Quelle est la bonne durée pour un film publicitaire en ligne ?
Il ne faut pas que ce soit trop long. En comédie, il y a des blagues immédiates, d'autres qui demandent un peu plus de suspense… Sur des séries, un format d'une minute convient bien. Sur un film unique, 40 secondes c'est déjà long. En moyenne, un format de 30 secondes est largement suffisant.
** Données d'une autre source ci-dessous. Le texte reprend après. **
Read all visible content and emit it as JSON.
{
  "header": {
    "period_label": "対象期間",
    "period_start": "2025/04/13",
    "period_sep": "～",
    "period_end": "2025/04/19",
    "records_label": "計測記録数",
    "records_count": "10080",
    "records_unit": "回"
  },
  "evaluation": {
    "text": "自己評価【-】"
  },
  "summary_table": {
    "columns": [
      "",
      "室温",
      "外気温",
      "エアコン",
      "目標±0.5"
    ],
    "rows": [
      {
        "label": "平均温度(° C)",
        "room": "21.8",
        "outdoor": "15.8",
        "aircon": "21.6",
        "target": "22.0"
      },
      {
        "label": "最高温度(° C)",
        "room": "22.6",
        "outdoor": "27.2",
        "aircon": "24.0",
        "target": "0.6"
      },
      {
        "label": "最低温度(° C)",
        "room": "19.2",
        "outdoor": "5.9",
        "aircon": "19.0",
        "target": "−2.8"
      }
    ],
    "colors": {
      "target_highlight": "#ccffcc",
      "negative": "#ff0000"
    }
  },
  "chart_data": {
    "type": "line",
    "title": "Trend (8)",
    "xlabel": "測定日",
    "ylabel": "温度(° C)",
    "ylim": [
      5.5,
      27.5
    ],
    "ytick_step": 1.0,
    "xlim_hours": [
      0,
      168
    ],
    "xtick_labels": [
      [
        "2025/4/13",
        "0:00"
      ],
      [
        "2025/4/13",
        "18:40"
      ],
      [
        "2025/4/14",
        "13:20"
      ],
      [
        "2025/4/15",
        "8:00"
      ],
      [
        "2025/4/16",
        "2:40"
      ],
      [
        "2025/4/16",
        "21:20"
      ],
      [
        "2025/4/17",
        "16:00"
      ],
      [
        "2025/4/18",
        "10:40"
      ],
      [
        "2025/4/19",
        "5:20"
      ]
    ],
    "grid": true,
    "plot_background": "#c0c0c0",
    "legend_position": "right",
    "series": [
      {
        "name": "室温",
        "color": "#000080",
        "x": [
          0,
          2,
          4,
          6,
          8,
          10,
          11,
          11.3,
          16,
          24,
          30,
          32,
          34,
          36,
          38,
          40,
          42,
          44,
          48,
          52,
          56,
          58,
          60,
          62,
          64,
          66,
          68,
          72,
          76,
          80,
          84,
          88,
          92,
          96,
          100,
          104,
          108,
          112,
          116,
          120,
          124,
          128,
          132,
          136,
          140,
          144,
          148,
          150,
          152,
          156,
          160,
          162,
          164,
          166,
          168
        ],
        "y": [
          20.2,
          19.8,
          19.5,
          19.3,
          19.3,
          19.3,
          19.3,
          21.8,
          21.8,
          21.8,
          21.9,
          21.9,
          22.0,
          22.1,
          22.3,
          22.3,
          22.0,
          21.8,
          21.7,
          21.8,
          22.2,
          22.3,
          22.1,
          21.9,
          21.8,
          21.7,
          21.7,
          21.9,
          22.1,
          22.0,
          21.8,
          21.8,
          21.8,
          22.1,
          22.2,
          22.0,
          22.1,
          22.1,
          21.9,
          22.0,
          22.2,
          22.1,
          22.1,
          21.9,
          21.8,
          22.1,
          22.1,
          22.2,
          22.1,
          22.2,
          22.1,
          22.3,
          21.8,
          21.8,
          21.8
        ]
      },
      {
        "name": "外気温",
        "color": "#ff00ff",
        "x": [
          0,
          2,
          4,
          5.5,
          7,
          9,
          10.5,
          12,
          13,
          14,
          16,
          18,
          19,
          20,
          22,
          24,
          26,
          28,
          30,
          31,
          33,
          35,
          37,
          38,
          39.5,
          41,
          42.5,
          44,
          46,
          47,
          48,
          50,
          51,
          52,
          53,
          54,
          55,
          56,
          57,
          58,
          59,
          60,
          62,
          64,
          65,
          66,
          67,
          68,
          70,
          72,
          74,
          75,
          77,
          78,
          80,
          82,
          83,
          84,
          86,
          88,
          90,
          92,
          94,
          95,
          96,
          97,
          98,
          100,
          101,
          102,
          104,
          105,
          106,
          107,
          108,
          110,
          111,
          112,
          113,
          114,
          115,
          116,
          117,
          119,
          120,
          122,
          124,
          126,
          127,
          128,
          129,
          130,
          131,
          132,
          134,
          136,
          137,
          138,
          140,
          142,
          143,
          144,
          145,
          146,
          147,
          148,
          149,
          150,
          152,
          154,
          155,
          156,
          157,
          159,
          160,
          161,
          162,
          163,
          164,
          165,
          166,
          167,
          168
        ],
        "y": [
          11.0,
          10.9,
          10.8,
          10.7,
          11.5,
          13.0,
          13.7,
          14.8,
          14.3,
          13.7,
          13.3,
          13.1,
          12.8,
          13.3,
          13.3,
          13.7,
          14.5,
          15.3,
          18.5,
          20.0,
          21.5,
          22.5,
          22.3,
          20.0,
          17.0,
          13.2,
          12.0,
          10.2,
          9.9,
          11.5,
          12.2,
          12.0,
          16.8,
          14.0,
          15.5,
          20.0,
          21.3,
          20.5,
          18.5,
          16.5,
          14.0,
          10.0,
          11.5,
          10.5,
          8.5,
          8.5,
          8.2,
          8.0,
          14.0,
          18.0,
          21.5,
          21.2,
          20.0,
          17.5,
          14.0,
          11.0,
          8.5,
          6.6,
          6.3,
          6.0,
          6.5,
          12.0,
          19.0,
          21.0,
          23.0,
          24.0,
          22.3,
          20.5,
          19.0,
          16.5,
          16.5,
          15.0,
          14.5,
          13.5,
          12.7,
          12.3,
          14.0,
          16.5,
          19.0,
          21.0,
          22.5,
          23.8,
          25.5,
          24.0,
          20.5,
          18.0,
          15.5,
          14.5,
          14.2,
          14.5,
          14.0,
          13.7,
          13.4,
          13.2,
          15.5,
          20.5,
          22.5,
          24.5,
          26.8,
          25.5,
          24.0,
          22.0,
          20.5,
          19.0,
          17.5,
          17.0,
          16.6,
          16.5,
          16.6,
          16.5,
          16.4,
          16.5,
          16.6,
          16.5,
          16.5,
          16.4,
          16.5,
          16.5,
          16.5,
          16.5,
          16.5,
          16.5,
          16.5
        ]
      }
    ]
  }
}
Quels films publicitaires vous ont marqué ces derniers temps sur Internet ?
Une série de films pour 3M/Post it, il y a quelques années, mettant en scène un coach sur plusieurs épisodes. Plus récemment, la campagne Ikea pour les cuisines. La SNCF sort aussi régulièrement de bonnes campagnes, notamment les films iTGV et la récente campagne Skiezfrais.com, dans laquelle l'ensemble du dispositif est très intéressant. Pour l'étranger, la campagne pour la Mini.
 
 
Propos recueillis par Raphaële KARAYAN, JDN

PARCOURS
 
 
Marie Massis, 36 ans, débute sa carrière dans la publicité en 1998. De 1998 à 2003, elle occupe successivement trois fonctions au sein de l'agence de publicité Leagas Delaney Paris : d'abord coordinatrice entre l'agence de Paris et l'agence de Londres, puis productrice print et enfin responsable du service TV prod de l'agence.

En 2004, elle entame une période freelance en temps que TV producer, et a travaillé notamment chez Boy Meets Girl sur des productions de films pour AOL. Elle effectue un passage en maison de production avant de rejoindre BBDO pour créer La Factory en décembre 2005.